Thursday, October 29, 2015

HALLOWEEN 6: THE CURSE OF MICHAEL MYERS (1995)


A few years ago I decided it was time to stop avoiding the various Halloween sequels and finally check them out. Maybe there was some gold in those movies- who knew? Well, after I finished slogging through HALLOWEEN 4, HALLOWEEN 5 and the sad-ass HALLOWEEN 6 I realized that I had wasted my time in a futile hunt. For all the talk about how many bizarre avenues the producers of the Friday the 13th and Nightmare on Elm Street franchises walked their boogeyman characters down clearly the most potholed road was travelled by Michael Myers. My god! There should have never been a Michael Myers film made after HALLOWEEN II (1982) and these three movies only made me wish harder that the direction of HALLOWEEN III (1983) had been realized. The stories for 4 and 5 are pretty damned bad but by the time they got to 6 - subtitled The Curse of Michael Myers - they had written themselves into a corner from which there was no escape. Celtic priests, runic tattoos, constellations in alignment, shadowy conspiracies, evil cults and druids -fucking DRUIDS, people - were woven together into a threadbare mess that only partially resembled a coherent story. Watching Paul Rudd try his best (in his screen debut) to make the expository dialog sound sane is almost worth your time, but not quite. I'm not surprised the producers decided to scrap this storyline, ignore it completely and pretend it never happened with the next film in the series HALLOWEEN H2O (1998). That was a pretty strong and well made sequel to the original two films even if they had to go and screw it up with the next one. Damned Halloween sequels. 

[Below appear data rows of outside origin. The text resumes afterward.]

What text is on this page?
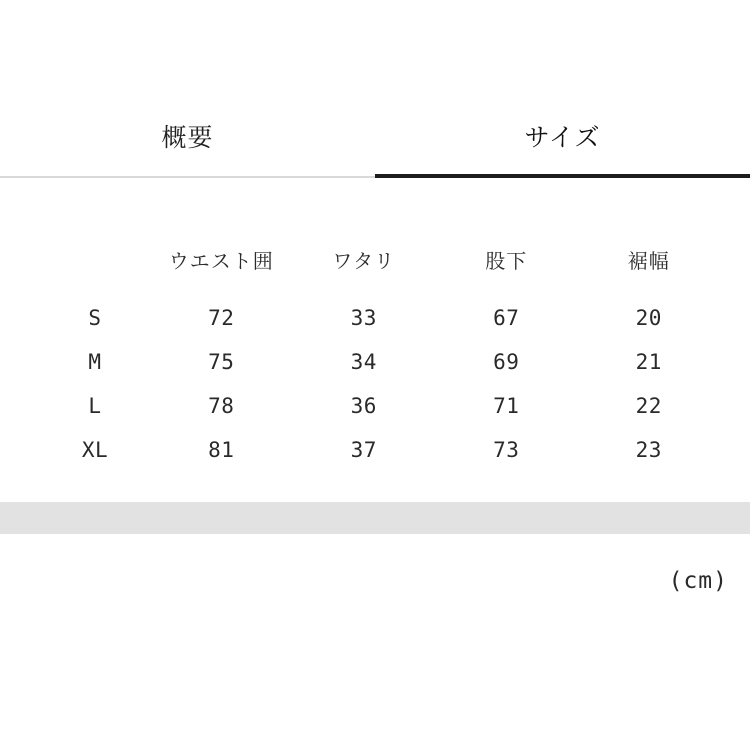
概要	サイズ
	ウエスト囲	ワタリ	股下	裾幅
S	72	33	67	20
M	75	34	69	21
L	78	36	71	22
XL	81	37	73	23
(cm)
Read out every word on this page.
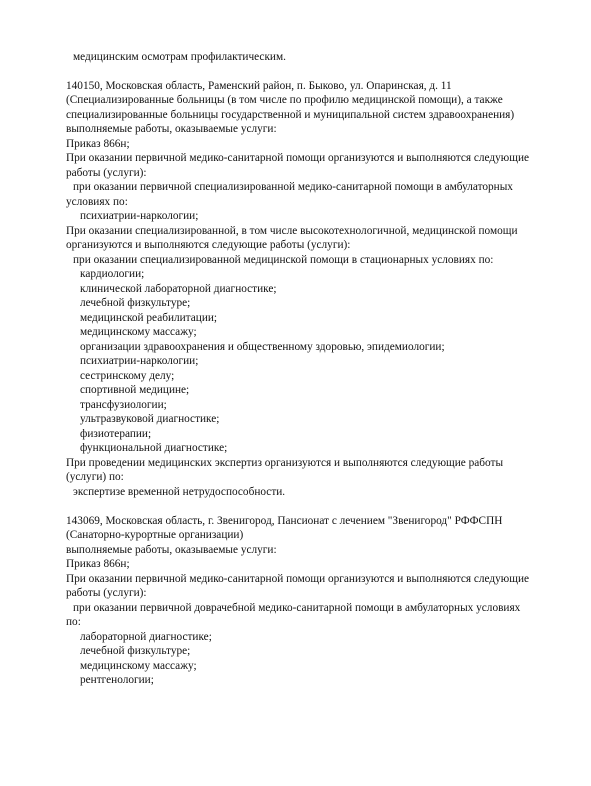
медицинским осмотрам профилактическим.
140150, Московская область, Раменский район, п. Быково, ул. Опаринская, д. 11
(Специализированные больницы (в том числе по профилю медицинской помощи), а также
специализированные больницы государственной и муниципальной систем здравоохранения)
выполняемые работы, оказываемые услуги:
Приказ 866н;
При оказании первичной медико-санитарной помощи организуются и выполняются следующие
работы (услуги):
при оказании первичной специализированной медико-санитарной помощи в амбулаторных
условиях по:
психиатрии-наркологии;
При оказании специализированной, в том числе высокотехнологичной, медицинской помощи
организуются и выполняются следующие работы (услуги):
при оказании специализированной медицинской помощи в стационарных условиях по:
кардиологии;
клинической лабораторной диагностике;
лечебной физкультуре;
медицинской реабилитации;
медицинскому массажу;
организации здравоохранения и общественному здоровью, эпидемиологии;
психиатрии-наркологии;
сестринскому делу;
спортивной медицине;
трансфузиологии;
ультразвуковой диагностике;
физиотерапии;
функциональной диагностике;
При проведении медицинских экспертиз организуются и выполняются следующие работы
(услуги) по:
экспертизе временной нетрудоспособности.
143069, Московская область, г. Звенигород, Пансионат с лечением "Звенигород" РФФСПН
(Санаторно-курортные организации)
выполняемые работы, оказываемые услуги:
Приказ 866н;
При оказании первичной медико-санитарной помощи организуются и выполняются следующие
работы (услуги):
при оказании первичной доврачебной медико-санитарной помощи в амбулаторных условиях
по:
лабораторной диагностике;
лечебной физкультуре;
медицинскому массажу;
рентгенологии;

Anyway- this past week I couldn't stop myself from rewatching HALLOWEEN 6 (1995) mainly because I wanted to watch both versions back to back - again. You see, HALLOWEEN 6 exists in two sort-of official cuts. There is the hideous and stupid theatrical cut that everyone saw in 1995 which plays like a typical sequel except that Donald Pleasance's Dr. Loomis character disappears for the final thirty minutes. That's because the entire ending was reshot to change the mad druid priest curse clusterfuck ending that confused and pissed off the test screened audiences. Pleasance isn't in this ending because he had died before it was shot! The original version of the film - now known as the Producer's Cut - is better than the theatrical but only by virtue of being so totally nuts that it becomes goofily entertaining for the wrong reasons. Guys in black robes stealing babies while trying to create another Michael Myers to bring about the end of the world - or something like that - is much more fun than watching Paul Rudd run around a basement and beat Myers to death with a pipe. But maybe I'm stating the obvious there. 


HALLOWEEN: THE CURSE OF MICHAEL MYERS (1995) is a terrible movie and quite possible the perfect example of what happens when you don't think a franchise through or extend its life past its 'sell by' date. But I suspect I will watch it again. And when I do I will question my own sanity again while I shake my head and laugh at the idiocy of the plot hole riddled script. Is it so bad it's good? Maybe. I don't know. I just know it's stupid as hell and I'm drawn to watch it every few years. 


2 comments:

Steven Millan said...

True that HALLOWEEN 6:The Producer's Cut is an awful lot better version of the film than the extremely awful theatrical cut and Definitely Better than Rob Zombie's absolutely atrocious HALLOWEEN 2(H2),the latter whbich the entire Michael Myers series still hasn't yet recovered from(with HALLOWEEN RETURNS being recently stalled[in its tracks]).

Rod Barnett said...

Yeah- of all the bad ideas in which the producers of the Halloween series have indulged the Zombie two-fer is easily the worst. If there must be new Halloween films - and I guess there must - the films need to stay true to the feel of the original to some degree or it becomes a waste. Of course, there really should not be any new Michael Myers movies as (unlike Jason) he was not built to be a returning character.